The researchers evaluated the performance of each ‘law’ with hindcasts: using earlier data to make predictions about later costs, and then seeing how these compared with the actual figures. They used statistical methods to figure out which law produced the smallest predictive errors.

And the winner was… Well, in fact there wasn’t a huge difference between any of the laws. The best was Wright’s law, but Moore’s law was close behind, at least for a relatively modest time horizon of a few decades. In fact, their predictions were so similar that the researchers suspected the two laws might be related.

This seems quite likely. In 1979 political scientist Devendra Sahal pointed out that if cumulative production of an item grows exponentially, then Wright’s law and Moore’s law are equivalent [4]. The new data confirm that production does show such growth for a wide range of products. “You wouldn’t necessarily expect that”, says Trancik.

That Moore’s law applies at all to so many different industries is a surprise, since computing has often been regarded as a special case. “It’s a much more general thing”, says coauthor Doyne Farmer, currently at the University of Oxford.

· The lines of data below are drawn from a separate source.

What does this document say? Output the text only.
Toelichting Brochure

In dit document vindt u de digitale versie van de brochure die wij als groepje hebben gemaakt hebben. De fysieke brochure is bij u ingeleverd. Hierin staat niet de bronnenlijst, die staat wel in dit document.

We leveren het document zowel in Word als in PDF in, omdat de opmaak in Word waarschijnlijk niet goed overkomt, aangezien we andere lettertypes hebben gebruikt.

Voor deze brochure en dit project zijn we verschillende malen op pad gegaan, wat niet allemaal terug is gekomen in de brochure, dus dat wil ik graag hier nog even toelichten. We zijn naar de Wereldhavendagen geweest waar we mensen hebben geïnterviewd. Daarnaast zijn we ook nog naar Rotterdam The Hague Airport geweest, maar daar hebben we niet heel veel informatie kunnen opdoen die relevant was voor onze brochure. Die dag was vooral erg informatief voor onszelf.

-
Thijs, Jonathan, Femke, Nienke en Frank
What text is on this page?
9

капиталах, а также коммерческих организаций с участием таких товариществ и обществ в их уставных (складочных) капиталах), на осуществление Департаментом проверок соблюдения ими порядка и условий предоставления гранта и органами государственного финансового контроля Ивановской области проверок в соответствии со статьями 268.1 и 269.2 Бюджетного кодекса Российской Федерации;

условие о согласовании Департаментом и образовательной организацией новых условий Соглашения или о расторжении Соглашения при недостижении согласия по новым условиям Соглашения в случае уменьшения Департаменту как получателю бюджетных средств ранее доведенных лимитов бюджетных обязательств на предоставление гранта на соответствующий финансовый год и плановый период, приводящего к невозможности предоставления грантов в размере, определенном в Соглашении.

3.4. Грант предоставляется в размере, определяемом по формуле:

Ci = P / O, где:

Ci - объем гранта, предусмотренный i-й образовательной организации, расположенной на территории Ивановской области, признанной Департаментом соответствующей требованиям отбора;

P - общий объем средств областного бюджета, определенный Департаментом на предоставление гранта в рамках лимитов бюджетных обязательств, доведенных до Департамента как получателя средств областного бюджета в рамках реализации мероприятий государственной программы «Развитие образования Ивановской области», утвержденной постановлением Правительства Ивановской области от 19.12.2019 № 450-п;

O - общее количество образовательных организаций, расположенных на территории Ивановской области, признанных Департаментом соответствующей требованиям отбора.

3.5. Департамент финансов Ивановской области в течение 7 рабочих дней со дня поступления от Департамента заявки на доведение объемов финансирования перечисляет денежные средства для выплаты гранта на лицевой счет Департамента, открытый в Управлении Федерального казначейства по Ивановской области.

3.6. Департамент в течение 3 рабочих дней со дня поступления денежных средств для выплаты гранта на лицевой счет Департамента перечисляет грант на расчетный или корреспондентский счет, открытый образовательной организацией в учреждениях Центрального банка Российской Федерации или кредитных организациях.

Economist William Nordhaus of Yale University warns that these laws will only work for technologies that survive – which is not itself easy to predict. “History is written only about the victors”, he says. “Those technologies that didn’t make it in the market don't make it into the data set. This is one reason why it is so difficult to forecast which of many nascent energy technologies will survive.”

The future of some technologies will depend crucially on governmental policies, not just conventional market forces. For example, in climate-change technologies, in which Nordhaus specializes, he says that the evolution will depend on the future pricing policies of carbon emissions. “Some technologies, such as carbon capture and storage, won’t even get off the ground with a zero carbon price”, he says.

Estimating the potential costs of climate-change mitigation technologies is one of the prime applications the researchers envisage for their findings. A key question is whether costs will fall just as a matter of time, as Moore’s law implies, or whether stimulating growth by public policies (such as subsidies or taxes) that boost production might accelerate the fall, as Wright’s law implies.

The results seem to imply the latter, which is good news. “We have more control over these things than we might think”, says Farmer.

1. Nagy, B., Farmer, J. D., Bui, Q. M. & Trancik, J. E. PLoS ONE 8, e52669 (2013). [doi:10.1371/journal.pone.0052669]
2. Wright, T. P. J. Aeronaut. Sci. 10, 302-328 (1936).
3. Moore, G. E. Electr. Mag. 38 (1965).
4. Sahal, D. AIIE Trans. 11, 23-29 (1979).